Do some research before your flight — if the departing airport has a separate lounge for first-class passengers, you can expect this to be noticeably better than what is provided for business class.
Seat on board
This is perhaps where you will notice the biggest difference between classes. Again, this will differ from airline to airline, but in general:
- In business class nowadays, you can expect a fully-flat (though tight fit) bed, hopefully with direct aisle access and some privacy and storage.
- In first class, you can expect a spacious, comfortable bed, guaranteed privacy and direct aisle access, usually so much storage space around the seat you probably won’t even need to put anything in the overhead bin, and privacy — both in terms of a small, intimate cabin and there may be a sliding door to make the seat much more intimate.
Food and beverage
You can expect multi-course gourmet meals in both classes. There will usually be more choices in first. For example, business class may all be served the same starter, while first-class passengers have a choice between two or more. You can expect caviar in most first-class cabins, but not in business class.
Beverages wise, there’s typically proper Champagne in both classes, though the quality will likely differ between the two.
The same goes for wines — the quality in first class will be noticeably better. Spirits will likely be slightly more top shelf in first class, though there won’t be a huge difference for most airlines.
You’ll receive plush pillows and blankets in both classes. You’re likely to also have a mattress pad in first class to make that flat bed even more comfortable (honestly, on some airlines it will be more comfortable than your bed at home). Crew will sometimes make up your bed for you in first, but not in business. With everything, it depends on the airline.
You will receive pyjamas in first class, but only in some business classes. Amenity kits will be similar, with higher-end products and a few bells and whistles in first over business.
The IFE screens will be noticeably bigger in first class, though the selection will be exactly the same as in business class, and in economy. If there’s Wi-Fi on board, it may be provided free for first-class passengers, but business class might have to pay.
In first class, you can expect to be addressed by name by the crew at each interaction and your glass will never be empty. In business class, the crew have far more passengers in the cabin to take care of, so the service likely won’t be nearly as personal. You may have to wait for a drink refill and they probably won’t address you by name unless you have a crew member who goes above and beyond.
First class is noticeably more expensive than business class, whether you are using points or miles. A return business-class fare on British Airways between London (LHR) and Los Angeles (LAX) will set you back around £4,000 in business class and a whopping £6,500 in first class. If using Avios you’ll need 130,000 return in business class or 170,000 in first class, off-peak.

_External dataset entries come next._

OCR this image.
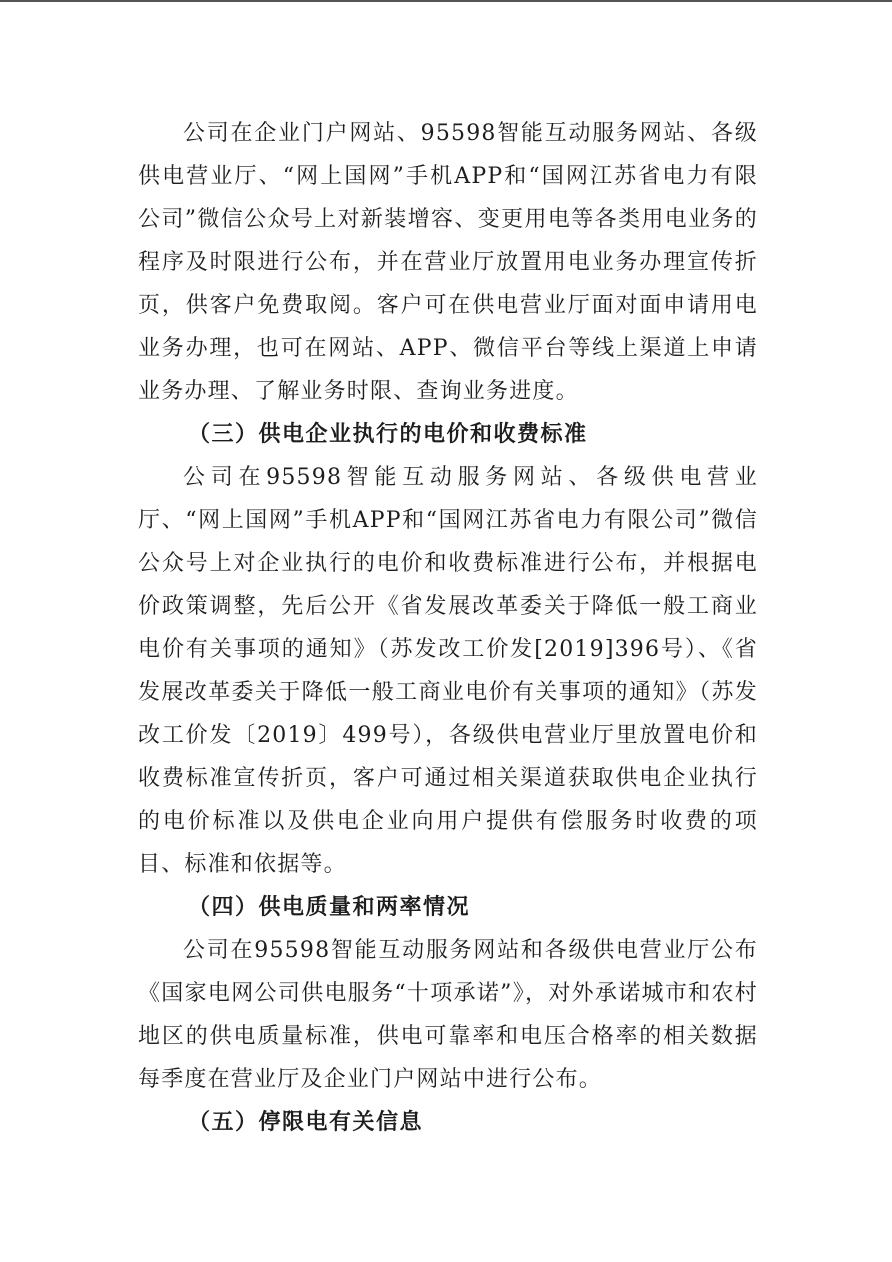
公司在企业门户网站、95598智能互动服务网站、各级供电营业厅、“网上国网”手机APP和“国网江苏省电力有限公司”微信公众号上对新装增容、变更用电等各类用电业务的程序及时限进行公布，并在营业厅放置用电业务办理宣传折页，供客户免费取阅。客户可在供电营业厅面对面申请用电业务办理，也可在网站、APP、微信平台等线上渠道上申请业务办理、了解业务时限、查询业务进度。

（三）供电企业执行的电价和收费标准

公司在95598智能互动服务网站、各级供电营业厅、“网上国网”手机APP和“国网江苏省电力有限公司”微信公众号上对企业执行的电价和收费标准进行公布，并根据电价政策调整，先后公开《省发展改革委关于降低一般工商业电价有关事项的通知》（苏发改工价发[2019]396号）、《省发展改革委关于降低一般工商业电价有关事项的通知》（苏发改工价发〔2019〕499号），各级供电营业厅里放置电价和收费标准宣传折页，客户可通过相关渠道获取供电企业执行的电价标准以及供电企业向用户提供有偿服务时收费的项目、标准和依据等。

（四）供电质量和两率情况

公司在95598智能互动服务网站和各级供电营业厅公布《国家电网公司供电服务“十项承诺”》，对外承诺城市和农村地区的供电质量标准，供电可靠率和电压合格率的相关数据每季度在营业厅及企业门户网站中进行公布。

（五）停限电有关信息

If paying for a cash fare you’ll earn more points and status credits in first than business. For the LAX return, for the cheapest business-class cash fare you’ll earn 280 Tier Points and 16,326 Avios, whereas in first class you will earn 420 Tier Points and 27,210 Avios.
You’re unlikely to have a bad flight in either class on a good airline. For a special occasion, it can be wonderful to splurge on points or cash and go for first class provided you can really make the most of it (enjoy a good lounge before the flight, eat and drink enough on board).
But don’t worry if you can only find availability in business class. The innovations in business class (especially the seat) have hugely narrowed the gap between business and first classes to the point where airlines like Delta and United have done away with international first class altogether because business class is so good.
Of course, with all of these points, it depends on the exact airline you’re flying with. At the end of the day, it pays to do your research before booking so you know what to expect.